UK economy set to hit pre-recession peak by summer
After six bleak years, news that the UK economy is set to hit its pre-recession peak by this summer is enough to merit a public holiday.
Business confidence is rising along with recruitment plans in the wake of the British Chamber of Commerce (BCC) announcement that gross domestic product (GDP) in the second quarter of 2014 will hit the level seen in the first quarter of 2008. Its forecast for economic growth this year has been nudged up to 2.8% from 2.7%.
This is a welcome leap forward, as the BCC had originally predicted that the economy wouldn’t bounce back until 2016.
Is it for real?
The economic recovery is undeniably gaining momentum, as other good-news stories attest. We’ve already seen unemployment fall to 7.2% in the three months to January, from 7.7% a year ago.
We’ve come a long, tortuous way since the UK’s recession started in mid-2008 when the unemployment rate was about 5% or 1.6 million. By the end of 2009 it was almost a million higher at 2.5 million, or 8%, peaking at almost 2.7 million in 2011, its highest level for 17 years.
The recession also saw the economy shrink by around 5% in 2009, the largest fall in output since 1931. Manufacturing output was down almost 14% year-on-year at its worst point – the lowest since 1979/80.
Fingers crossed, the jobs recovery is holding steady. The Office for National Statistics (ONS) said the number of people claiming benefits fell by 34,600 in February, which is more than the forecast of 25,000 in a Reuters poll of economists.
In another promising sign, wages are predicted to grow above the level of inflation from the middle of this year.
And more to the point, there’s a bit of a shine around UK businesses, with many starting to expand and create jobs.
The ONS says the private sector alone has created 473,000 jobs in the past year – excluding the effects of the privatisation of Royal Mail.
The manufacturing sector is particularly active, with business confidence hitting its highest level since before the crash, according to a recent Markit/CIPS Manufacturing Purchasing Managers’ Index. It showed that UK manufacturing has expanded for 11 consecutive months and that jobs growth in the sector rose at its fastest rate since May 2011.
Just announced, for instance, is that Siemens is to invest £160m in wind turbine production, creating 1,000 new jobs at Green Port, Hull and Paull, East Riding. What’s significant is that the German company has revved up its original plans from just £80m and 700 jobs.

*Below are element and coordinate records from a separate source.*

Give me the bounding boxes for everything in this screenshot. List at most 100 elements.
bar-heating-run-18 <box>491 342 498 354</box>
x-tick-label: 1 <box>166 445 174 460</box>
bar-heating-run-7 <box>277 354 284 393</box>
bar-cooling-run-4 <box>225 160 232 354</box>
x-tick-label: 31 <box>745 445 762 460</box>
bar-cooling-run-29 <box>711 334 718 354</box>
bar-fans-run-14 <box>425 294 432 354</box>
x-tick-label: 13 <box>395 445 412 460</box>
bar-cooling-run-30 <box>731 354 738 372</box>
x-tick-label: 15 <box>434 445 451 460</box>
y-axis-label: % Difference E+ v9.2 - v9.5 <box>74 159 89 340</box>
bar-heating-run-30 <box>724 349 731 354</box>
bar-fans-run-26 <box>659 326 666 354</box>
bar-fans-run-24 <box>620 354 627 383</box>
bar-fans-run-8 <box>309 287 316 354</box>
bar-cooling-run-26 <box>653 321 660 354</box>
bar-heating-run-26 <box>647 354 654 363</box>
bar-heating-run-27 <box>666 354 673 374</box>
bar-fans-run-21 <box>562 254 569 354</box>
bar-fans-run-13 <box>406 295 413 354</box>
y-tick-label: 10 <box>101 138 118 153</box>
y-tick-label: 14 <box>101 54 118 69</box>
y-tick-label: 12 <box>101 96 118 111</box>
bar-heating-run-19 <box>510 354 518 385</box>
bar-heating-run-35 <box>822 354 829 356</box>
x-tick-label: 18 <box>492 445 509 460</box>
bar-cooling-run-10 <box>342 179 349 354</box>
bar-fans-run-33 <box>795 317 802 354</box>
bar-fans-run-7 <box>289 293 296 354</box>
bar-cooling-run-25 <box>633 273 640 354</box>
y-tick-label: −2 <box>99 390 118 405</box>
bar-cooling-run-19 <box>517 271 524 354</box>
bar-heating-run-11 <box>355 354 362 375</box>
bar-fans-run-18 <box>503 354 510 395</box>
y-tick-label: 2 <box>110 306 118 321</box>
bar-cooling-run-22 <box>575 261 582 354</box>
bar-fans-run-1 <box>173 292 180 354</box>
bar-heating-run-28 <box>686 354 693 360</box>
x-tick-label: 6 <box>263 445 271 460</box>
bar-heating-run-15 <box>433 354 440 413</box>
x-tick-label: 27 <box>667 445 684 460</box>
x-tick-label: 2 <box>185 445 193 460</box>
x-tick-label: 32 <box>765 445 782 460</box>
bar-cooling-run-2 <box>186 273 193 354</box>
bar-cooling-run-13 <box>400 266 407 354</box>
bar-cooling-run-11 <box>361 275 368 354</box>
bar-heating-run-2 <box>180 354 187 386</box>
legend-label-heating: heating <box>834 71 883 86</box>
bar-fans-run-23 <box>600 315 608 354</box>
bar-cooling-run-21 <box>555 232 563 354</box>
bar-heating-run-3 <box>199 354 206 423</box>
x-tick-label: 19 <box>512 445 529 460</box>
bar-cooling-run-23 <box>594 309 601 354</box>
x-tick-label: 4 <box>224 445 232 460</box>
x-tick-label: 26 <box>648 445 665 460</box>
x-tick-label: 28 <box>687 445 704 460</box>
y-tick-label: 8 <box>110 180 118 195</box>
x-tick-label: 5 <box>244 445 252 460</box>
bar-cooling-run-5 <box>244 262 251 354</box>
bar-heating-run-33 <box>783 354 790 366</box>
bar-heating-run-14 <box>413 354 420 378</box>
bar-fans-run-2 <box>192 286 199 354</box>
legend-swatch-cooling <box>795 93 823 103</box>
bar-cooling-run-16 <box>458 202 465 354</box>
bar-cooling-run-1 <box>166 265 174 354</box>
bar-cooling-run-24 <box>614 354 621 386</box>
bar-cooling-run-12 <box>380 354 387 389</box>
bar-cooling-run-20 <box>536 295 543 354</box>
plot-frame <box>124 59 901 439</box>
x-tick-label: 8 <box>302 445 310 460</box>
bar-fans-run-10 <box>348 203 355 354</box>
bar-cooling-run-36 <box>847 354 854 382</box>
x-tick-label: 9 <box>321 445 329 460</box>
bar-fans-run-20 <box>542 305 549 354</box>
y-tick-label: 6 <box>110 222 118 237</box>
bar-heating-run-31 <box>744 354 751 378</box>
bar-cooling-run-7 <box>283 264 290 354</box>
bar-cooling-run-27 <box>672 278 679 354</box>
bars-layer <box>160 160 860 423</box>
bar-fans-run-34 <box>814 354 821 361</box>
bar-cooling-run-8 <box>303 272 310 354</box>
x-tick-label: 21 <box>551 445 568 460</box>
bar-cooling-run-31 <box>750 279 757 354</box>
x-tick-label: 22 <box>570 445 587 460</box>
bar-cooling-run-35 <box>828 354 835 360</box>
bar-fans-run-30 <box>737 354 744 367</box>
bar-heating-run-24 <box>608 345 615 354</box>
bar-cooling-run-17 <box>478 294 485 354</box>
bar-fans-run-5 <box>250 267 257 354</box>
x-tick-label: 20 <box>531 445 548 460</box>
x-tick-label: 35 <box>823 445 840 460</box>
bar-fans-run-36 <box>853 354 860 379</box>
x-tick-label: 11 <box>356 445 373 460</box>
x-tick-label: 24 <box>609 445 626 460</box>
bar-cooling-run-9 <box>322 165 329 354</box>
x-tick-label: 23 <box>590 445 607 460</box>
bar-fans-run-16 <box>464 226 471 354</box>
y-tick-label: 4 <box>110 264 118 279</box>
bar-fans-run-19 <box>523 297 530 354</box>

Elsewhere, postal giant TNT has created 500 new jobs in Liverpool, while tax cuts announced in the recent Budget are encouraging companies large and small to expand. Maersk Oil and BG Group, for instance, are slated to create 700 jobs, while the Bingo industry looks likely to add 375 jobs and save countless hundreds more.
Other Government initiatives announced in the Budget, such as energy reforms, should deter manufacturers from moving employment abroad. Extending Help to Buy on new-build properties and the proposed new garden city at Ebbsfleet will maintain increasing confidence in the construction sector, which has risen significantly in the past year.
Small businesses are also perkier. A report on business confidence from the Federation of Small Businesses (FSB) found that one in seven of the 3,000 companies surveyed intend to create jobs this Spring. Some 11% had already increased staff in the previous three months, with “above average” increases in the West Midlands and east of England.
Other promising FSB findings show that almost two-thirds of small firms expect to grow in the next 12 months, and one in four plan to increase the amount they invest in their business.
Back to reality
We’re told by economists that all this wonderfulness should hopefully become a self-fulfilling prophesy, with the boost to employment helping to propel economic recovery and vice-versa.
But some also remind us that the UK still has an excessive account deficit and that the long-term health of the economy is still in the balance.
Economist or not, it’s clear to all of us that more needs to be done to stimulate youth unemployment, which is not just high at 19.8% – it’s almost three times the UK’s overall jobless rate.